UYARLAMA: Sözleşmelerin akdedilmesi sonrası borçlu aleyhine ortaya çıkan durum borcun ifasının istenmesini dürüstlük kuralına aykırı hale getirirse hakimden sözleşmelerin yeni şartlara uyarlanması istenebilecektir. Burada sözleşmenin ifası imkansız hale gelmemiş, hakkaniyet ilkesi uyarınca yerine getirilmesi istenemeyecek ölçüde güçleşmiştir.
Türk Borçlar Kanunu 138. md.de yer alan uyarlama, sözleşmelerin olabildiğince ayakta tutulabilmesi için getirilmiş bir düzenlemedir. Taraflar arasındaki müzakereler sonuç vermiyor ise bu maddede yer alan şartlar doğrultusunda uyarlama gerçekleştirilecektir.
Uyarlamanın şartları :
a) Sözleşmenin yapıldığı sırada taraflarca öngörülmeyen veya öngörülmesi mümkün olmayan ve borçludan kaynaklanmayan olağanüstü bir durum olmalıdır.
b) Bu durum, sözleşmenin yapıldığı sırada mevcut hali, kendisinden ifanın istenmesini dürüstlük kurallarına aykırı düşecek derecede borçlu aleyhine değiştirmiş olmalıdır.
c) Borçlu borcunu henüz ifa etmemiş veya uyarlamaya ilişkin haklarını saklı tutarak ifa etmiş olmalıdır.
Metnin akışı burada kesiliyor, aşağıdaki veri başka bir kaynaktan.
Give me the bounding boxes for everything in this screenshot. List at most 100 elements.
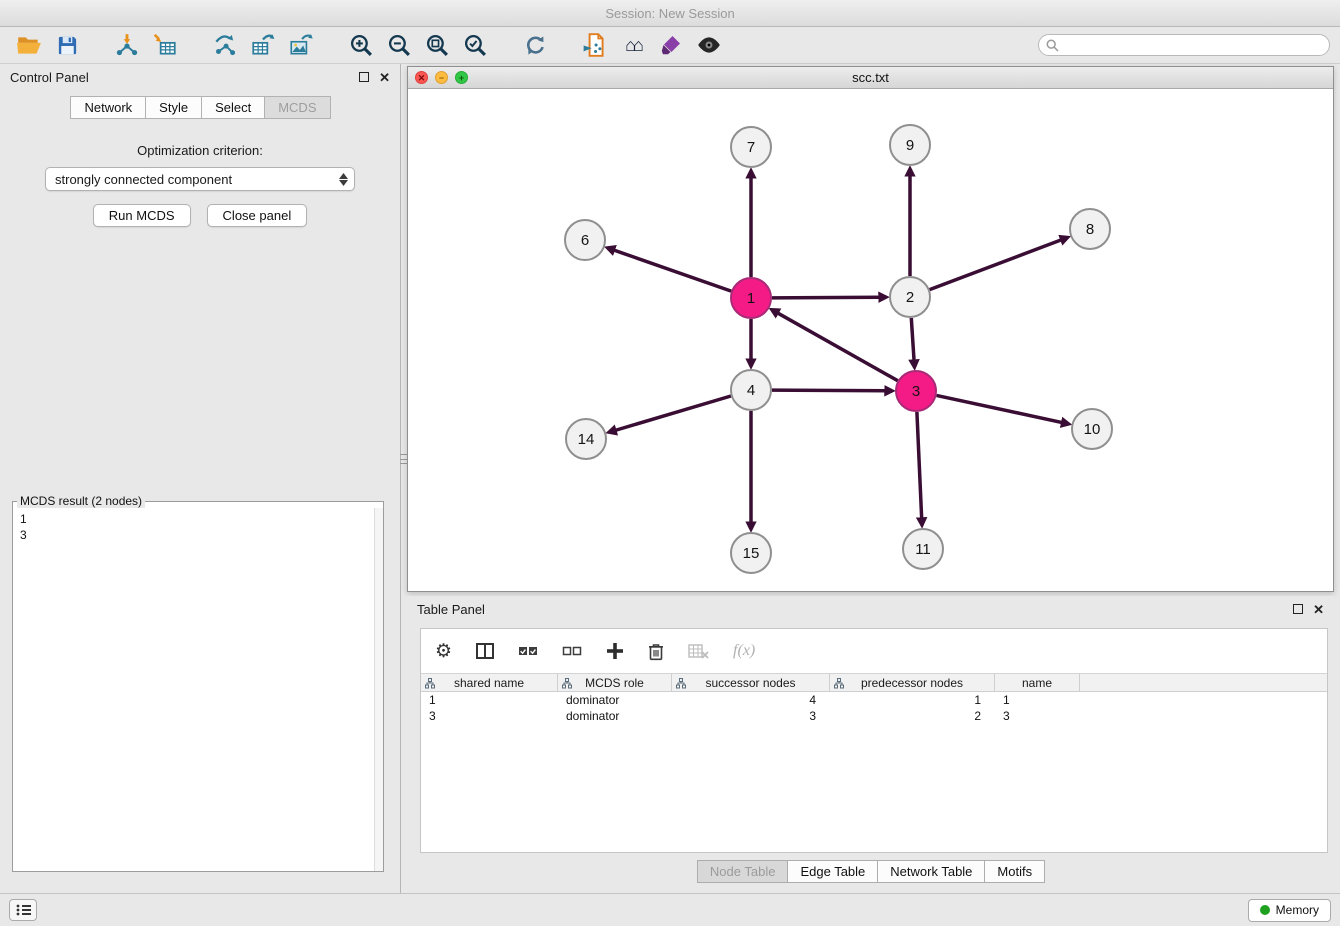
zoom-out-button[interactable] [380, 29, 418, 61]
save-session-button[interactable] [48, 29, 86, 61]
graph-edge-2-8[interactable] [930, 240, 1062, 290]
import-network-button[interactable] [108, 29, 146, 61]
criterion-dropdown[interactable]: strongly connected component [45, 167, 355, 191]
refresh-button[interactable] [516, 29, 554, 61]
refresh-icon [523, 33, 548, 58]
zoom-fit-button[interactable] [418, 29, 456, 61]
tab-select[interactable]: Select [201, 96, 265, 119]
column-label: predecessor nodes [861, 676, 963, 690]
panel-splitter-grip[interactable] [400, 452, 407, 466]
maximize-window-button[interactable]: + [455, 71, 468, 84]
cell-predecessor-nodes[interactable]: 2 [830, 709, 995, 723]
graph-node-label-2: 2 [906, 289, 914, 306]
mcds-result-box: MCDS result (2 nodes) 1 3 [12, 494, 384, 872]
open-style-button[interactable] [576, 29, 614, 61]
mcds-result-title: MCDS result (2 nodes) [17, 494, 145, 508]
cell-successor-nodes[interactable]: 3 [672, 709, 830, 723]
column-header-name[interactable]: name [995, 674, 1080, 691]
column-label: successor nodes [705, 676, 795, 690]
search-field-container [1038, 34, 1330, 56]
tab-node-table[interactable]: Node Table [697, 860, 789, 883]
float-table-panel-icon[interactable] [1293, 604, 1303, 614]
zoom-selected-button[interactable] [456, 29, 494, 61]
export-table-button[interactable] [244, 29, 282, 61]
tab-motifs[interactable]: Motifs [984, 860, 1045, 883]
node-table-block: ⚙ [420, 628, 1328, 853]
fx-icon: f(x) [733, 642, 755, 660]
task-history-button[interactable] [9, 899, 37, 921]
cell-name[interactable]: 1 [995, 693, 1080, 707]
export-table-icon [250, 32, 276, 58]
delete-table-button-disabled [688, 644, 709, 659]
network-canvas[interactable]: 7968124314101511 [408, 89, 1333, 591]
table-row[interactable]: 3 dominator 3 2 3 [421, 708, 1327, 724]
export-network-button[interactable] [206, 29, 244, 61]
open-folder-icon [16, 32, 42, 58]
tab-network-table[interactable]: Network Table [877, 860, 985, 883]
graph-edge-3-10[interactable] [937, 395, 1063, 422]
table-row[interactable]: 1 dominator 4 1 1 [421, 692, 1327, 708]
close-panel-icon[interactable]: ✕ [379, 71, 390, 84]
tab-edge-table[interactable]: Edge Table [787, 860, 878, 883]
cell-mcds-role[interactable]: dominator [558, 709, 672, 723]
cell-mcds-role[interactable]: dominator [558, 693, 672, 707]
select-all-rows-button[interactable] [518, 644, 538, 658]
import-table-button[interactable] [146, 29, 184, 61]
memory-button[interactable]: Memory [1248, 899, 1331, 922]
export-image-button[interactable] [282, 29, 320, 61]
graph-edge-3-11[interactable] [917, 412, 922, 519]
cell-successor-nodes[interactable]: 4 [672, 693, 830, 707]
first-neighbors-button[interactable]: ⌂⌂ [614, 29, 652, 61]
checked-boxes-icon [518, 644, 538, 658]
network-window-titlebar[interactable]: ✕ − + scc.txt [408, 67, 1333, 89]
plus-icon [606, 642, 624, 660]
graph-edge-1-6[interactable] [613, 250, 731, 291]
mcds-buttons-row: Run MCDS Close panel [0, 204, 400, 227]
export-network-icon [212, 32, 238, 58]
import-table-icon [152, 32, 178, 58]
application-window: Session: New Session [0, 0, 1340, 926]
column-header-successor-nodes[interactable]: successor nodes [672, 674, 830, 691]
deselect-all-rows-button[interactable] [562, 644, 582, 658]
result-scrollbar[interactable] [374, 508, 383, 871]
float-panel-icon[interactable] [359, 72, 369, 82]
split-view-button[interactable] [476, 643, 494, 659]
function-builder-button: f(x) [733, 642, 755, 660]
cell-shared-name[interactable]: 1 [421, 693, 558, 707]
graph-edge-3-1[interactable] [777, 313, 898, 381]
zoom-in-button[interactable] [342, 29, 380, 61]
main-toolbar: ⌂⌂ [0, 27, 1340, 64]
paint-style-button[interactable] [652, 29, 690, 61]
mcds-result-content[interactable]: 1 3 [13, 508, 383, 871]
table-tab-bar: Node Table Edge Table Network Table Moti… [407, 860, 1334, 883]
close-window-button[interactable]: ✕ [415, 71, 428, 84]
tab-network[interactable]: Network [70, 96, 146, 119]
minimize-window-button[interactable]: − [435, 71, 448, 84]
add-column-button[interactable] [606, 642, 624, 660]
show-hide-button[interactable] [690, 29, 728, 61]
column-header-shared-name[interactable]: shared name [421, 674, 558, 691]
control-panel-header: Control Panel ✕ [0, 64, 400, 90]
cell-shared-name[interactable]: 3 [421, 709, 558, 723]
search-input[interactable] [1064, 38, 1322, 52]
open-session-button[interactable] [10, 29, 48, 61]
graph-edge-2-3[interactable] [911, 318, 914, 361]
column-header-mcds-role[interactable]: MCDS role [558, 674, 672, 691]
cell-name[interactable]: 3 [995, 709, 1080, 723]
graph-edge-1-2[interactable] [772, 297, 880, 298]
delete-column-button[interactable] [648, 642, 664, 661]
graph-edge-4-3[interactable] [772, 390, 886, 391]
close-panel-button[interactable]: Close panel [207, 204, 308, 227]
save-icon [56, 34, 79, 57]
graph-edge-4-14[interactable] [615, 396, 731, 431]
close-table-panel-icon[interactable]: ✕ [1313, 603, 1324, 616]
criterion-selected-value: strongly connected component [55, 172, 232, 187]
cell-predecessor-nodes[interactable]: 1 [830, 693, 995, 707]
network-view-window: ✕ − + scc.txt 7968124314101511 [407, 66, 1334, 592]
tab-style[interactable]: Style [145, 96, 202, 119]
run-mcds-button[interactable]: Run MCDS [93, 204, 191, 227]
column-header-predecessor-nodes[interactable]: predecessor nodes [830, 674, 995, 691]
memory-status-dot [1260, 905, 1270, 915]
tab-mcds[interactable]: MCDS [264, 96, 330, 119]
table-settings-button[interactable]: ⚙ [435, 642, 452, 661]
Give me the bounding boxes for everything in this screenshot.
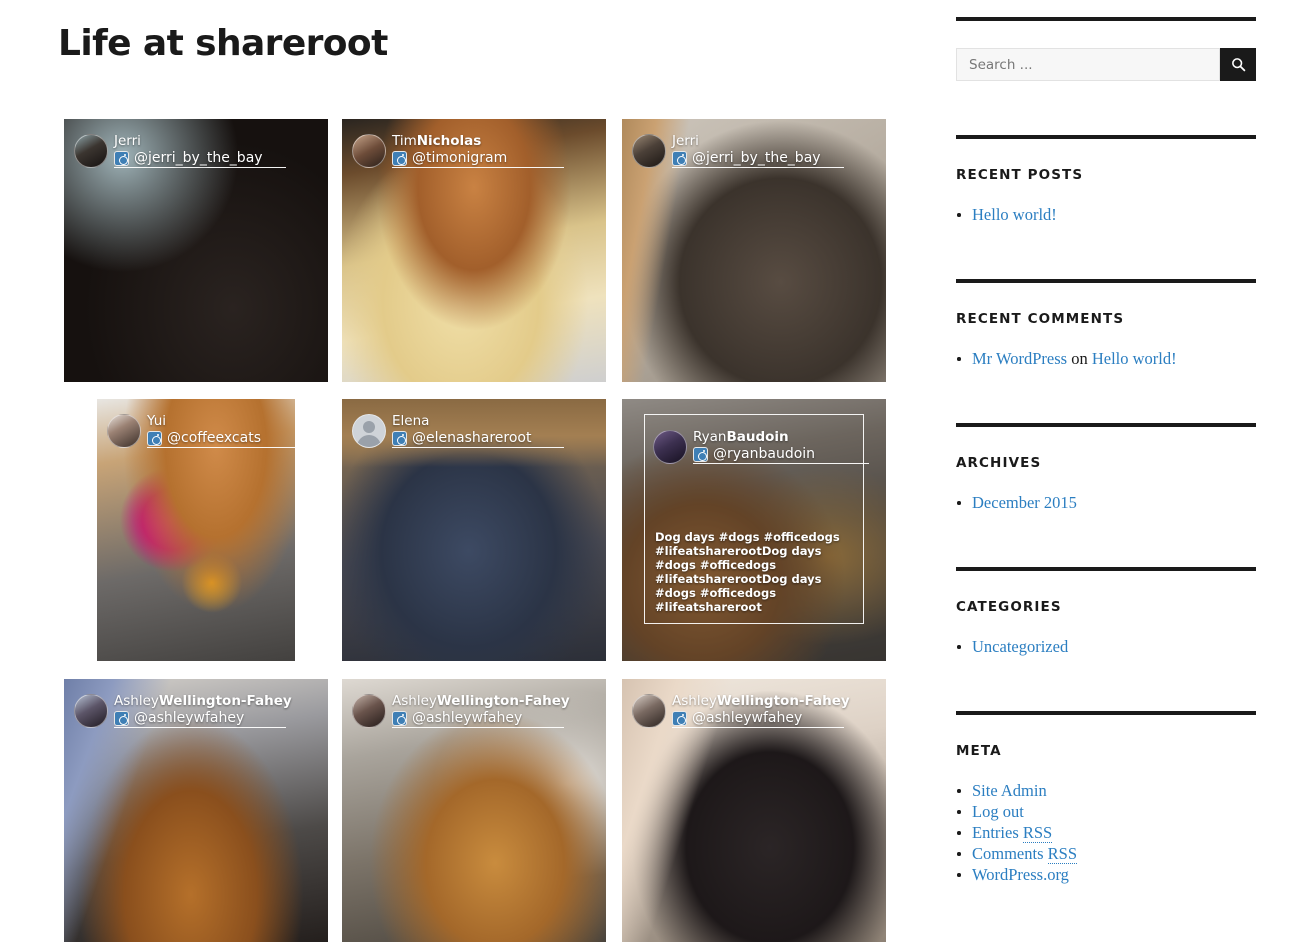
widget-archives: Archives December 2015 — [956, 423, 1256, 513]
tile-photo — [64, 119, 328, 382]
tile-photo — [342, 679, 606, 942]
content-column: Life at shareroot Jerri @jerri_by_the_ba… — [0, 0, 940, 950]
widget-list: Uncategorized — [956, 636, 1256, 657]
widget-divider — [956, 17, 1256, 21]
list-item: Comments RSS — [956, 843, 1256, 864]
sidebar: Recent Posts Hello world! Recent Comment… — [956, 0, 1256, 884]
list-item: Site Admin — [956, 780, 1256, 801]
widget-recent-comments: Recent Comments Mr WordPress on Hello wo… — [956, 279, 1256, 369]
list-item: Entries RSS — [956, 822, 1256, 843]
photo-tile[interactable]: Jerri @jerri_by_the_bay — [622, 119, 886, 382]
tile-dim-overlay — [622, 399, 886, 661]
photo-tile[interactable]: RyanBaudoin @ryanbaudoin Dog days #dogs … — [622, 399, 886, 661]
archive-link[interactable]: December 2015 — [972, 493, 1077, 512]
widget-title: Categories — [956, 599, 1062, 615]
widget-title: Archives — [956, 455, 1042, 471]
rss-abbr: RSS — [1047, 844, 1077, 864]
widget-divider — [956, 423, 1256, 427]
widget-list: Site Admin Log out Entries RSS Comments … — [956, 780, 1256, 885]
widget-list: Hello world! — [956, 204, 1256, 225]
widget-list: December 2015 — [956, 492, 1256, 513]
meta-link-entries-rss[interactable]: Entries RSS — [972, 823, 1053, 843]
widget-title: Recent Comments — [956, 311, 1125, 327]
widget-divider — [956, 279, 1256, 283]
widget-categories: Categories Uncategorized — [956, 567, 1256, 657]
photo-tile[interactable]: AshleyWellington-Fahey @ashleywfahey — [342, 679, 606, 942]
photo-tile[interactable]: Yui @coffeexcats — [97, 399, 295, 661]
tile-photo — [64, 679, 328, 942]
meta-link-log-out[interactable]: Log out — [972, 802, 1024, 821]
meta-link-site-admin[interactable]: Site Admin — [972, 781, 1047, 800]
photo-tile[interactable]: TimNicholas @timonigram — [342, 119, 606, 382]
list-item: December 2015 — [956, 492, 1256, 513]
photo-tile[interactable]: Elena @elenashareroot — [342, 399, 606, 661]
tile-photo — [622, 119, 886, 382]
rss-abbr: RSS — [1022, 823, 1053, 843]
photo-tile[interactable]: AshleyWellington-Fahey @ashleywfahey — [64, 679, 328, 942]
widget-divider — [956, 135, 1256, 139]
search-icon — [1231, 58, 1245, 72]
widget-recent-posts: Recent Posts Hello world! — [956, 135, 1256, 225]
meta-comments-label: Comments — [972, 844, 1048, 863]
widget-title: Meta — [956, 743, 1002, 759]
list-item: Uncategorized — [956, 636, 1256, 657]
search-input[interactable] — [956, 48, 1220, 81]
tile-photo — [342, 399, 606, 661]
meta-link-wordpress-org[interactable]: WordPress.org — [972, 865, 1069, 884]
photo-tile[interactable]: Jerri @jerri_by_the_bay — [64, 119, 328, 382]
widget-divider — [956, 711, 1256, 715]
widget-divider — [956, 567, 1256, 571]
widget-meta: Meta Site Admin Log out Entries RSS Comm… — [956, 711, 1256, 885]
list-item: Log out — [956, 801, 1256, 822]
tile-photo — [97, 399, 295, 661]
tile-photo — [622, 679, 886, 942]
comment-author-link[interactable]: Mr WordPress — [972, 349, 1067, 368]
recent-post-link[interactable]: Hello world! — [972, 205, 1057, 224]
comment-post-link[interactable]: Hello world! — [1092, 349, 1177, 368]
widget-title: Recent Posts — [956, 167, 1084, 183]
widget-search — [956, 17, 1256, 81]
list-item: Mr WordPress on Hello world! — [956, 348, 1256, 369]
search-submit-button[interactable] — [1220, 48, 1256, 81]
widget-list: Mr WordPress on Hello world! — [956, 348, 1256, 369]
list-item: Hello world! — [956, 204, 1256, 225]
comment-on-text: on — [1067, 349, 1092, 368]
meta-entries-label: Entries — [972, 823, 1023, 842]
page-root: Life at shareroot Jerri @jerri_by_the_ba… — [0, 0, 1313, 950]
search-form — [956, 48, 1256, 81]
meta-link-comments-rss[interactable]: Comments RSS — [972, 844, 1077, 864]
page-title: Life at shareroot — [58, 23, 388, 64]
category-link[interactable]: Uncategorized — [972, 637, 1068, 656]
photo-tile[interactable]: AshleyWellington-Fahey @ashleywfahey — [622, 679, 886, 942]
tile-photo — [342, 119, 606, 382]
list-item: WordPress.org — [956, 864, 1256, 885]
Talep ile birlikte hakim uyarlamaya ilişkin şartların gerçekleşip gerçekleşmediğini somut olaya göre ayrı ayrı araştırır, kanunda aranan şartların oluşmadığına kanaat getirirse sözleşmenin aynen ifasına karar verir. Aksi halde sözleşmenin yeni duruma göre değiştirilmesine karar verir.
Somut olayın gereklerine göre sözleşmenin süresi, edimin ne şekilde yerine getirileceği, para borçlarında indirim yapılması gibi çeşitli konularda değişiklik yapılabilir. Bunların mümkün olmaması halinde ise sözleşme sona erdirilebilir.
Sözleşme özgürlüğü gerekçe gösterilerek tarafların sözleşmeye “uyarlama talebinde bulunulamayacağı” hükmünü eklemeleri TBK md. 25 gereği geçersiz olacaktır. Tarafların uyarlama talebi hakkı yasaklanamaz.
Uyarlama talebinde bulunan tarafın sözleşmeden kaynaklı borcunun taleple birlikte sona ermediği de unutulmamalıdır. Örneğin kira sözleşmesi ile ilgili açılmış bir uyarlama davasında uyarlamayı talep eden kira borcunu yerine getirmeye devam edecek, mahkemece kira bedelinin indirilmesi kararı verilmiş ise ödenmiş kısımlar bakımından indirim, gelecek kiralardan mahsup yolu ile sağlanacaktır.